I have data from multiple sites that record a sharp change in the monitored parameter. How could I plot the data for all these sites using value-dependent colors to enhance the visualization?
import numpy as np
import pandas as pd
import string
# site names
cols = string.ascii_uppercase
# number of days
ndays = 3
# index
index = pd.date_range('2018-05-01', periods=3*24*60, freq='T')
# simulated daily data
d1 = np.random.randn(len(index)//ndays, len(cols))
d2 = np.random.randn(len(index)//ndays, len(cols))+2
d3 = np.random.randn(len(index)//ndays, len(cols))-2
data=np.concatenate([d1, d2, d3])
# df = pd.DataFrame(data=data, index=index, columns=list(cols))
df.plot(legend=False)
Each site (column) gets assigned one color in the above code. Is there a way to represent the parameter values to different colors?
I guess one alternative is using colormaps option from scatter plot function: How to use colormaps to color plots of Pandas DataFrames
ax = plt.subplots(figsize=(12,6))
collection = [plt.scatter(range(len(df)), df[col], c=df[col], s=25, cmap=cmap, edgecolor='None') for col in df.columns]
However, if I plot over time (i.e., x=df.index) things appear not to work as expected.
Is there any other alternative? or suggestion how to better visualize the sudden change in the time series?
In what follows I will use only 3 columns and hourly data in order to make the plots look less messy. The examples work as well with the original data.
cols = string.ascii_uppercase[:3]
ndays = 3
index = pd.date_range('2018-05-01', periods=3*24, freq='H')
# simulated daily data
d1 = np.random.randn(len(index)//ndays, len(cols))
d2 = np.random.randn(len(index)//ndays, len(cols))+2
d3 = np.random.randn(len(index)//ndays, len(cols))-2
data=np.concatenate([d1, d2, d3])
df = pd.DataFrame(data=data, index=index, columns=list(cols))
df.plot(legend=False)
The pandas way
You are out of luck,DataFrame.plot.scatter does not work with datetime-like data due to a long standing bug.
The matplotlib way
Matplotlib's scatter can handle datetime-like data but the x-axis does not scale as expected.
for col in df.columns:
plt.scatter(df.index, df[col], c=df[col])
plt.gcf().autofmt_xdate()
This looks like a bug to me but I could not find any reports. You can work around this by manually adjusting the x-limits.
for col in df.columns:
plt.scatter(df.index, df[col], c=df[col])
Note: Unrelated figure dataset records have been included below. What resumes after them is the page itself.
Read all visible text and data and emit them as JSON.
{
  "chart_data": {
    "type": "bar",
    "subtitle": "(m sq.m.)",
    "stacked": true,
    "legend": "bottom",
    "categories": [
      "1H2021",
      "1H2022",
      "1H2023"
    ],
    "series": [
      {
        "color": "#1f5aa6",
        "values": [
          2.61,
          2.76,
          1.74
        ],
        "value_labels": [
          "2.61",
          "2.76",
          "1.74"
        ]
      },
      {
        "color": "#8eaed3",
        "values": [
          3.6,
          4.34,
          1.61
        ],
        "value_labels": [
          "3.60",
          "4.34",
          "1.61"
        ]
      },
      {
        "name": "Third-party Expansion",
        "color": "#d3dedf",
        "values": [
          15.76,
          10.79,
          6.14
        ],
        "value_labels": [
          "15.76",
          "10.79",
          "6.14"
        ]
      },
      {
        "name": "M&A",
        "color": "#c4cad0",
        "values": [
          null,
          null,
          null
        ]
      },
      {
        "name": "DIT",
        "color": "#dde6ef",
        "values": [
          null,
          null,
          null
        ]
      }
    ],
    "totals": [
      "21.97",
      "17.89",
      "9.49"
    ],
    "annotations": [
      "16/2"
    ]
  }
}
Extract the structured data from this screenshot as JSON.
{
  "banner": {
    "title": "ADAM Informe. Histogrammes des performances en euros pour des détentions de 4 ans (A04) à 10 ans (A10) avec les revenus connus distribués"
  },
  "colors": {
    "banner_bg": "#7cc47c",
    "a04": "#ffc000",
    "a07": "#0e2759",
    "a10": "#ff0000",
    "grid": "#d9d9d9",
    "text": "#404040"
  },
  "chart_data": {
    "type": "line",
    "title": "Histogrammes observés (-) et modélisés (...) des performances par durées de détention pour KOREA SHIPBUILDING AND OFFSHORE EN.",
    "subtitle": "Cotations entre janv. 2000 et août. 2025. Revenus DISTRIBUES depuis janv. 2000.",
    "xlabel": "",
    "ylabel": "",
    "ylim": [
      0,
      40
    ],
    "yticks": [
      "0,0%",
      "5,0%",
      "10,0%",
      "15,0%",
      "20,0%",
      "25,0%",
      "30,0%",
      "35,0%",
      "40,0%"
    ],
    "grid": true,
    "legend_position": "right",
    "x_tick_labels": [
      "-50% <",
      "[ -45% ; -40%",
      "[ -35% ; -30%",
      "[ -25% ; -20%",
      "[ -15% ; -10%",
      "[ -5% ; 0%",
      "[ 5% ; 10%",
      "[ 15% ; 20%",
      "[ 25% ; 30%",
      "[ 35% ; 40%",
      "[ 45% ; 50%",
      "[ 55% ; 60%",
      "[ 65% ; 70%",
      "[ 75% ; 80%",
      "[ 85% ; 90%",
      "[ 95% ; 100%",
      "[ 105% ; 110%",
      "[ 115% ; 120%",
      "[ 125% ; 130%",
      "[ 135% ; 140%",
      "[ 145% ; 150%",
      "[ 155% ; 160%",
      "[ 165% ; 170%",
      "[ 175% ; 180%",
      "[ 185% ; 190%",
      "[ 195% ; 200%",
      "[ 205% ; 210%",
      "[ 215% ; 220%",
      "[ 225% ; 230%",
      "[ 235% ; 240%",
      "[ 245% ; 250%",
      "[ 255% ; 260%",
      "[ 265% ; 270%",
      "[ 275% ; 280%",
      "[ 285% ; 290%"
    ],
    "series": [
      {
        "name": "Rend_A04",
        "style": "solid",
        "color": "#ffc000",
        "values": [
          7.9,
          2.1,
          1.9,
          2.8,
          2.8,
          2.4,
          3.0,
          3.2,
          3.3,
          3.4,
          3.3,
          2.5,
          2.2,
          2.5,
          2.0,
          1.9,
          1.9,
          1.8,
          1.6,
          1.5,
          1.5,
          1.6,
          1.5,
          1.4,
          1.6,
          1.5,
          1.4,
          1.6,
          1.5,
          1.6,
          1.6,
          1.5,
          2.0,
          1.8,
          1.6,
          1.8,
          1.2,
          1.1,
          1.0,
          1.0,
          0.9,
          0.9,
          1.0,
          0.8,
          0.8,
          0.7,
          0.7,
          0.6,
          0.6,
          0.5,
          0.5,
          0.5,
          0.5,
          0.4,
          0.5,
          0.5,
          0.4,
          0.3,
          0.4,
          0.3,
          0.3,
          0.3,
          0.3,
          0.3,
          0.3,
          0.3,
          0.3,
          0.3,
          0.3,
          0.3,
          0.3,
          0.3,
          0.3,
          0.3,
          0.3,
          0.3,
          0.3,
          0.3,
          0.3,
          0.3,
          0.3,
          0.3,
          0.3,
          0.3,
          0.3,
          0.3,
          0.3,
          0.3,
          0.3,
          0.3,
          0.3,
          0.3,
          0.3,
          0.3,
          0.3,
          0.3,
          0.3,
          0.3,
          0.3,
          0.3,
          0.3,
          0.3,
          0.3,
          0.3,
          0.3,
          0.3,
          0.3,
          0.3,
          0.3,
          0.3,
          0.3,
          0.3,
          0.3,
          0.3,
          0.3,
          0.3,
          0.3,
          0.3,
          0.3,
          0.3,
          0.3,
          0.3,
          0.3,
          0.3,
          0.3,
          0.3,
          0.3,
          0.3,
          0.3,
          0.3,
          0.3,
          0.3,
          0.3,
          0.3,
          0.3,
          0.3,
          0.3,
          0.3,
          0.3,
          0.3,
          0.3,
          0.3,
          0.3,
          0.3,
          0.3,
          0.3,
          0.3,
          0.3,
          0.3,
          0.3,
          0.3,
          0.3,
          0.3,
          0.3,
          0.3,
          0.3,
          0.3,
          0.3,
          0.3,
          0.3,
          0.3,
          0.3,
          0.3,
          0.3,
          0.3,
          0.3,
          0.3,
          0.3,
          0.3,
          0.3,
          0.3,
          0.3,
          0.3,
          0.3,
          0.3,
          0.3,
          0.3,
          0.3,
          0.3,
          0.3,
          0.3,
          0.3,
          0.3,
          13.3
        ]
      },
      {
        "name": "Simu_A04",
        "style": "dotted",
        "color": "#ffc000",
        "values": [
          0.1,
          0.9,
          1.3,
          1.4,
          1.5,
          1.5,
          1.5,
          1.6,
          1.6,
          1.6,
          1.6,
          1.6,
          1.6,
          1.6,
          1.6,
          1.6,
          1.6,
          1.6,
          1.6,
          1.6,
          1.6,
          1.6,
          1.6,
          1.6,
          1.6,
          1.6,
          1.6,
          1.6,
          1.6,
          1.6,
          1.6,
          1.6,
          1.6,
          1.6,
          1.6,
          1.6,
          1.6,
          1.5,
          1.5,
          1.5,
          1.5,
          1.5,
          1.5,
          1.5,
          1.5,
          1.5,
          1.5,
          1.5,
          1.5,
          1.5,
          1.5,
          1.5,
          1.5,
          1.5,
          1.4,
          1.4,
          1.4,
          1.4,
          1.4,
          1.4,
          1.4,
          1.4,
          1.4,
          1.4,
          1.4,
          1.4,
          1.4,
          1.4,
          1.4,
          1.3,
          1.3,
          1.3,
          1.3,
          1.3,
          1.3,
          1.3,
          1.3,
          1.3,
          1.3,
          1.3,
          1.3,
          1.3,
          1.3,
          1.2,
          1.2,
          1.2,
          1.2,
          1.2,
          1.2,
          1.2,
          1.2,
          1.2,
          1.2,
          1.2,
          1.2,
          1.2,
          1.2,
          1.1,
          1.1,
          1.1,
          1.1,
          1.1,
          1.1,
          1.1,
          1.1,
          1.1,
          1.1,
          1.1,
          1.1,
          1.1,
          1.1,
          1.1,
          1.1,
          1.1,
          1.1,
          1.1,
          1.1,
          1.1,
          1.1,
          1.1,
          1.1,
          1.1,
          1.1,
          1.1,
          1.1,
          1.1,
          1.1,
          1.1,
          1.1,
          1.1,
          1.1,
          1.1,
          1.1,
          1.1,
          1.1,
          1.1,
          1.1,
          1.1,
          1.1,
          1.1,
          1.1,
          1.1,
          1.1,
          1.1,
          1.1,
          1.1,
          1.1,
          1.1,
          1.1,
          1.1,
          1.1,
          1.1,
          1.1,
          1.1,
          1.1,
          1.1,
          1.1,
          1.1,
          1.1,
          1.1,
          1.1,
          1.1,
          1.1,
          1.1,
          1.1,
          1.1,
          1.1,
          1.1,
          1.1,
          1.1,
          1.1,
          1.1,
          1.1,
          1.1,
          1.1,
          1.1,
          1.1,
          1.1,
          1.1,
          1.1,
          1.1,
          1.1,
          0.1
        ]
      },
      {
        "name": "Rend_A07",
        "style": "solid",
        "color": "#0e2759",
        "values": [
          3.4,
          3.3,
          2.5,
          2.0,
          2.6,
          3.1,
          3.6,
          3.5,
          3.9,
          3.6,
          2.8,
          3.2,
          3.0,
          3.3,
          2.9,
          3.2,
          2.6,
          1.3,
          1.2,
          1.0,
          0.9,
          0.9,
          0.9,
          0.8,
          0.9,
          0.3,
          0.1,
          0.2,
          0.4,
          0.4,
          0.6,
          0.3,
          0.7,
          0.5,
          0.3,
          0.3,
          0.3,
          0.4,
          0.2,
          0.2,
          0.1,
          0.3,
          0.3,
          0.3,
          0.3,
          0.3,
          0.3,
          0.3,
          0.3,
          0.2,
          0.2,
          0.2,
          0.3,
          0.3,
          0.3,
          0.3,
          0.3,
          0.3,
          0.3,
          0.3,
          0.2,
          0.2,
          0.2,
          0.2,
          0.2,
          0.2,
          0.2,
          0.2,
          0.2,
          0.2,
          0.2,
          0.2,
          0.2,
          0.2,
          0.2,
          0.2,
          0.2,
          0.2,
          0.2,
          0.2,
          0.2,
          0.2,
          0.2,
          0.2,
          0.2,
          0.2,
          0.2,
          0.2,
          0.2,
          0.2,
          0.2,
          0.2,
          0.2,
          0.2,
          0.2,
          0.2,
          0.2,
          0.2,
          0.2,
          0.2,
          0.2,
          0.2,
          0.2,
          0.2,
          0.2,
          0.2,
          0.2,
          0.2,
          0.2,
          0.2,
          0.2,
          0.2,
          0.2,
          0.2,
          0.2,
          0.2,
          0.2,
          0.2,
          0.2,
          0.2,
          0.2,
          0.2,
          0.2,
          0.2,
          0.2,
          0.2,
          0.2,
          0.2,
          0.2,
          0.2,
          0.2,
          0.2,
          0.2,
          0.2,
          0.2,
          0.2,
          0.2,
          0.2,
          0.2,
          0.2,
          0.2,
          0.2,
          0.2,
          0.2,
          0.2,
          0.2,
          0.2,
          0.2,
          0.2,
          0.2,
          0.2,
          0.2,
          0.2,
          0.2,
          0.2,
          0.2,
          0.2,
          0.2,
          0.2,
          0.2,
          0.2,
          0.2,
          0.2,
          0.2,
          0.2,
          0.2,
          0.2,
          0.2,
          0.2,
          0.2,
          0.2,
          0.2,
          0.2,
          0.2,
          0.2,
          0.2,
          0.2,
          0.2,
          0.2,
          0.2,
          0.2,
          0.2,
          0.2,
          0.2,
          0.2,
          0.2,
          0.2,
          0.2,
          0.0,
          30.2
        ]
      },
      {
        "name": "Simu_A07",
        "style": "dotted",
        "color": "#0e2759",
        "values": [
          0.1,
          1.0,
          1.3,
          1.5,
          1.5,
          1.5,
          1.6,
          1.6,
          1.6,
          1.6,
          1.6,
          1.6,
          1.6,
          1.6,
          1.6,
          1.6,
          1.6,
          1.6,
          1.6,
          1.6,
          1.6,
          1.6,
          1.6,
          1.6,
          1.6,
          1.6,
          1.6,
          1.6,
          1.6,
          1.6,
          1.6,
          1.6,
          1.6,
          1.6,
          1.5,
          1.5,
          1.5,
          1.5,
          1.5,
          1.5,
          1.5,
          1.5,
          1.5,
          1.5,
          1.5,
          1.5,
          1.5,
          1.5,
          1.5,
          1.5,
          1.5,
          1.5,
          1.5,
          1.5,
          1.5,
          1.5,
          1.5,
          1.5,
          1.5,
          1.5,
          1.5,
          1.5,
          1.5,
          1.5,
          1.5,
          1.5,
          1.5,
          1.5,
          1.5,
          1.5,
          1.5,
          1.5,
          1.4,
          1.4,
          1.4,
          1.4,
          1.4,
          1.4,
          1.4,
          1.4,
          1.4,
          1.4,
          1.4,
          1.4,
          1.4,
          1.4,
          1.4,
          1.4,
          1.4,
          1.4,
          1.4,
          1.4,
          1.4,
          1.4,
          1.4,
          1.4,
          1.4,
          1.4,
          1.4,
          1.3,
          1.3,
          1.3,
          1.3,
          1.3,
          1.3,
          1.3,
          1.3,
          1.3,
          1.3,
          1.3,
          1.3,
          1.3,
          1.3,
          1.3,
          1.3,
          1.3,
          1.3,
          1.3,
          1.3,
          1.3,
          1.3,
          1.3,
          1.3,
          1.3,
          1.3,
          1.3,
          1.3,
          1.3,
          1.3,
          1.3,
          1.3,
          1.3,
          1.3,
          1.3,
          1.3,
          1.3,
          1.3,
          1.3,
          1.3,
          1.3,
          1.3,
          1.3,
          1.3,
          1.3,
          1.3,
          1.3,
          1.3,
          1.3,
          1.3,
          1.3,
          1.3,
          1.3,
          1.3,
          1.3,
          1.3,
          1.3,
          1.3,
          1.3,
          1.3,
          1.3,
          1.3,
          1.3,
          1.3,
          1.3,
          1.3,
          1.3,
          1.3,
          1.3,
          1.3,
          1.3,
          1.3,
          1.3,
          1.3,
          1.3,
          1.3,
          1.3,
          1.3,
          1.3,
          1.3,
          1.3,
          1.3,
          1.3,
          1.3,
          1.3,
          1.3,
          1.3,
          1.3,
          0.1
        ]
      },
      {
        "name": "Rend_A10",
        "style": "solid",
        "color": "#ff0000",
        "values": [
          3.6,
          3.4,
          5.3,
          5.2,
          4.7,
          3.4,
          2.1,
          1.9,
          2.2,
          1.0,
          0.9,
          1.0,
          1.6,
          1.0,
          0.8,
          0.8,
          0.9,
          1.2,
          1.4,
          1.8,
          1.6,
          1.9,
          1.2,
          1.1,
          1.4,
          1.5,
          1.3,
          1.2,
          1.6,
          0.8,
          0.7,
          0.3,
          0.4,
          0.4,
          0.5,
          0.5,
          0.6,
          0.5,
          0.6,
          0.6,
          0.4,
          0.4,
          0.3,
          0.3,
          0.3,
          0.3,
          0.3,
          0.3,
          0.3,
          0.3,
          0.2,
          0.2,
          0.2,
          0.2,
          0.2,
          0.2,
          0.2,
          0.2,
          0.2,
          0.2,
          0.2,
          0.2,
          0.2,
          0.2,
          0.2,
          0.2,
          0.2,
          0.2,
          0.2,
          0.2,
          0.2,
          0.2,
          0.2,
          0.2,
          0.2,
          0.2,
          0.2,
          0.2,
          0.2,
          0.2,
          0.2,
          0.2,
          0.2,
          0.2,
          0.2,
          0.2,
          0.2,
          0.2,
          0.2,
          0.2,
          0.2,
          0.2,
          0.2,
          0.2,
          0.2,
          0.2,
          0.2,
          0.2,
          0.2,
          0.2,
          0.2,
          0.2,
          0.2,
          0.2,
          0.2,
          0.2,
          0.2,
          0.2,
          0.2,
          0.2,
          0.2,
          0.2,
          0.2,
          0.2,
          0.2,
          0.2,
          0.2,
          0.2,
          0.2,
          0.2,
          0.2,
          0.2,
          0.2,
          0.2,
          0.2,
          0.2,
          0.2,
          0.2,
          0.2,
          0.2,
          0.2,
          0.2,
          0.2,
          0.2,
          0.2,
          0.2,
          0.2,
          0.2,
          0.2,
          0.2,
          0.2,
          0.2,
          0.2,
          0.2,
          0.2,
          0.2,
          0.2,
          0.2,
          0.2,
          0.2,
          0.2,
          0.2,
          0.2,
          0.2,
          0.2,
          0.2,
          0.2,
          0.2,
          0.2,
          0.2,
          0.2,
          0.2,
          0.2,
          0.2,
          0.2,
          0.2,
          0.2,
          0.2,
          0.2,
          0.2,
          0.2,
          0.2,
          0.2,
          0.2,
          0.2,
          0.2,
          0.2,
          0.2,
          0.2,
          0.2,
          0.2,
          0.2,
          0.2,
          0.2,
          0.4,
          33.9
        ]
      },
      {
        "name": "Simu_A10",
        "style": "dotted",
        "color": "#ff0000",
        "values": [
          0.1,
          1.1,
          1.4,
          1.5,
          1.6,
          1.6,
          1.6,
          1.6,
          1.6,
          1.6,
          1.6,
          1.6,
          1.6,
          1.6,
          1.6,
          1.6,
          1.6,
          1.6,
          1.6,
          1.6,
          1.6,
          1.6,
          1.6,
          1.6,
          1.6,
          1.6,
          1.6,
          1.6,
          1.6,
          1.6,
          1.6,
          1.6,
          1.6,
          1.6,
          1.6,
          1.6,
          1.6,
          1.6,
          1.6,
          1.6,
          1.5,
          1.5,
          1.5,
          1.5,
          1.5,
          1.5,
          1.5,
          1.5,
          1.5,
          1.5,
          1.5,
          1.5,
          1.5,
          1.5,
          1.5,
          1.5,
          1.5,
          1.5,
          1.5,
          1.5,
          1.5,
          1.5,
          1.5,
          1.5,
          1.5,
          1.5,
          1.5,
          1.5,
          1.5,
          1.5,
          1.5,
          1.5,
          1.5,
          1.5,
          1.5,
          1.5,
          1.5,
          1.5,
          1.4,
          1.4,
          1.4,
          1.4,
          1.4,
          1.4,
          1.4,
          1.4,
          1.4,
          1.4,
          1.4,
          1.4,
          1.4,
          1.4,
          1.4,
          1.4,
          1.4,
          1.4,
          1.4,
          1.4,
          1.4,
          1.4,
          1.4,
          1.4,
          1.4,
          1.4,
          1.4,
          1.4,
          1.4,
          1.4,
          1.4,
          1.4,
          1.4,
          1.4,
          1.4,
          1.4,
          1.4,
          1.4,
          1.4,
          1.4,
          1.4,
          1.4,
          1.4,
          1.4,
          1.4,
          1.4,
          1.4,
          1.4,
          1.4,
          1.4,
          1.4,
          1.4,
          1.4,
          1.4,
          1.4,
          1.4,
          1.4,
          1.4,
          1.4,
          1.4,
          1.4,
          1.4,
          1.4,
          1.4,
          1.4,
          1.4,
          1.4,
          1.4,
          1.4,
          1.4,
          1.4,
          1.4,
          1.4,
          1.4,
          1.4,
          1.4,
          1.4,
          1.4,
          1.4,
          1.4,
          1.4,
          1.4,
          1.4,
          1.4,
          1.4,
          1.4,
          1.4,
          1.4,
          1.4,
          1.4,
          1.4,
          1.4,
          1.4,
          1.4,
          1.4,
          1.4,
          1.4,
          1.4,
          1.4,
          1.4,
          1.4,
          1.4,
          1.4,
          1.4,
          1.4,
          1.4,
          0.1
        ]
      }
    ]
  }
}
start, end = df.index[[0, -1]]
xmargin = (end - start) * plt.gca().margins()[0]
plt.xlim(start - xmargin, end + xmargin)
plt.gcf().autofmt_xdate()
Unfortunately the x-axis formatter is not as nice as the pandas one.
The pandas way, revisited
I discovered this trick by chance and I do not understand why it works. If you plot a pandas series indexed by the same datetime data before calling matplotlib's scatter, the autoscaling issue disappear and you get the nice pandas formatting.
So I made an invisible plot of the first column and then the scatter plot.
df.iloc[:, 0].plot(lw=0) # invisible plot
for col in df.columns:
plt.scatter(df.index, df[col], c=df[col])